Houthi attacks relaunch the 'Saudi corridor' between the Gulf and Israel

In the last few hours, pro-Iranian militiamen have hit a British boat while it was sailing in the Gulf of Aden. A heavy obstacle in the routes between East and West. Hence the acceleration of the 'alternative' project to the Chinese Silk Road, advocated by India and the United States. The protests of the Muslim world.

Dubai (AsiaNews) - The Houthi attacks on boats heading towards the Red Sea, the latest of which occurred in recent hours and hit a British ship in the Gulf of Aden which ended up under a hail of missiles, is forcefully relaunching a new trade route: a "corridor" which, starting from India, crosses the Gulf by land to arrive at the Israeli port of Haifa, and then continues the route towards the countries of the European Union.

The project, renamed "new Silk Road" in contrast to the Chinese one, is becoming increasingly concrete thanks to teh recent war launched by Israel against Hamas in Gaza and the repercussions in the Middle Eastern region (not least the obstacles to trade).

In a note relaunched by the satellite TV broadcaster al-Masirah, the Houthi military spokesman Yahya Sarea reports that the pro-Iranian rebel militias in Yemen carried out an operation "against a British ship, the Lycavitos, while it was sailing in the Gulf of Aden".

The missiles, the statement continues, would have hit the vessel "directly and accurately" as it sailed from the Indian Ocean to Aden. “We will continue to attack - concludes the statement - ships linked to Israel or those headed towards Israeli ports in the Red Sea and the Gulf of Aden, until the aggression in Gaza stops and the siege of the Palestinian people is not over. revoked."

To overcome attacks by militiamen linked to Iran, the idea is to strengthen the development of the so-called alternative to the Chinese Silk Road, an economic corridor between India, the Middle East and Europe signed in recent months in New Delhi, on the sidelines of the G20 .

Supported by Washington, it sees the adhesion of, among others, the United Arab Emirates (UAE) and Saudi Arabia, which would play a leading role in the project as emerges more and more clearly in these weeks of regional tension and crisis in transport.

The contribution of Jordan and Israel is also important: the latter, in fact, represents the door that opens connections to Europe across the Mediterranean, as well as encouraging the development of relations behind the scenes with Riyadh, awaiting full diplomatic relations which the Saudis condition on the recognition of a Palestinian state.

The Houthi missiles and drones appear to be a further driving force for the project, in particular with regards to the development of an alternative "land bridge" to transport trucks from the Gulf to Jordan, Israel and Egypt via Saudi Arabia.

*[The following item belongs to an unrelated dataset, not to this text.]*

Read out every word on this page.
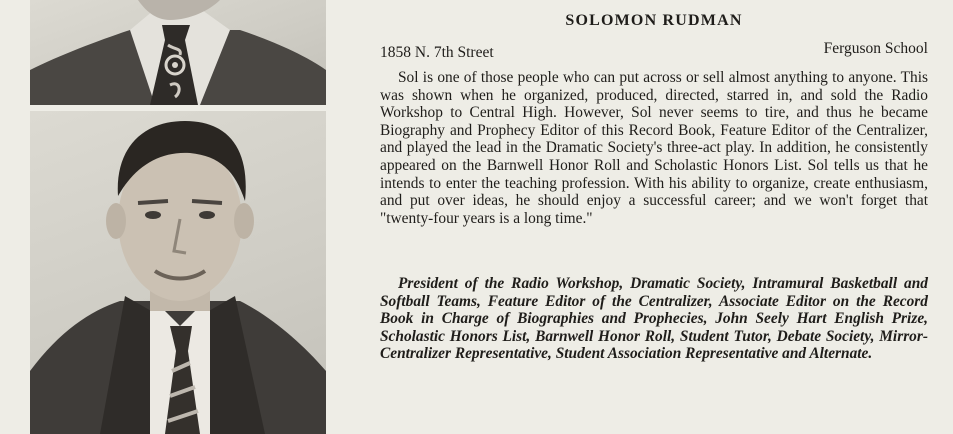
SOLOMON RUDMAN
1858 N. 7th Street	Ferguson School

Sol is one of those people who can put across or sell almost anything to anyone. This was shown when he organized, produced, directed, starred in, and sold the Radio Workshop to Central High. However, Sol never seems to tire, and thus he became Biography and Prophecy Editor of this Record Book, Feature Editor of the Centralizer, and played the lead in the Dramatic Society's three-act play. In addition, he consistently appeared on the Barnwell Honor Roll and Scholastic Honors List. Sol tells us that he intends to enter the teaching profession. With his ability to organize, create enthusiasm, and put over ideas, he should enjoy a successful career; and we won't forget that "twenty-four years is a long time."

President of the Radio Workshop, Dramatic Society, Intramural Basketball and Softball Teams, Feature Editor of the Centralizer, Associate Editor on the Record Book in Charge of Biographies and Prophecies, John Seely Hart English Prize, Scholastic Honors List, Barnwell Honor Roll, Student Tutor, Debate Society, Mirror-Centralizer Representative, Student Association Representative and Alternate.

As Voice of America (Voa) reports in an indepth article, the project has in fact already taken hold with dozens of vehicles reaching the port of Haifa in Israel every day although Riyadh - at least for the moment - is not willing to advertise too much agreement.

The connection remains a source of controversy in the region - and in the Muslim world - due to the involvement of the Jewish state, raising protests as happened last week in Jordan: hundreds marched through the streets of Amman and other cities asking the government, among the others, to block trucks coming from the Gulf and destined for Israel.

Efforts to establish the land route have been underway since at least mid-2023 and have accelerated with Houthi drone and missile attacks. Several shipping companies are rerouting ships to the African continent, with a significant increase in time and costs, making the land route financially attractive.

Under the agreement, cargo ships from the Far East place their cargo on Jordanian trucks in Dubai or Bahrain, which travel through Saudi Arabia and Jordan and then transfer the goods onto Israeli vehicles for the final stretch from the border to the Israeli port of Haifa, in the Mediterranean.

Goods destined for Egypt can instead continue by road or ship towards the country of the pharaohs. Mentfield CEO Omer Izhari told the Times of Israel that “the land route saves about 20 days, so instead of 50-60 days, the goods arrive in 20-25 days from China to Israel” .

Barry Pintow, director of the Israel Federation of Freight Forwarders and Customs Brokers, said the land bridge idea was “brilliant”; however, that its implementation is still problematic at a time of high tensions in the region.

“The idea – he explains – is to allow the arrival of a single truck and a driver from Dubai to the port of Haifa without having to change drivers and vehicles at the border crossings between the countries”.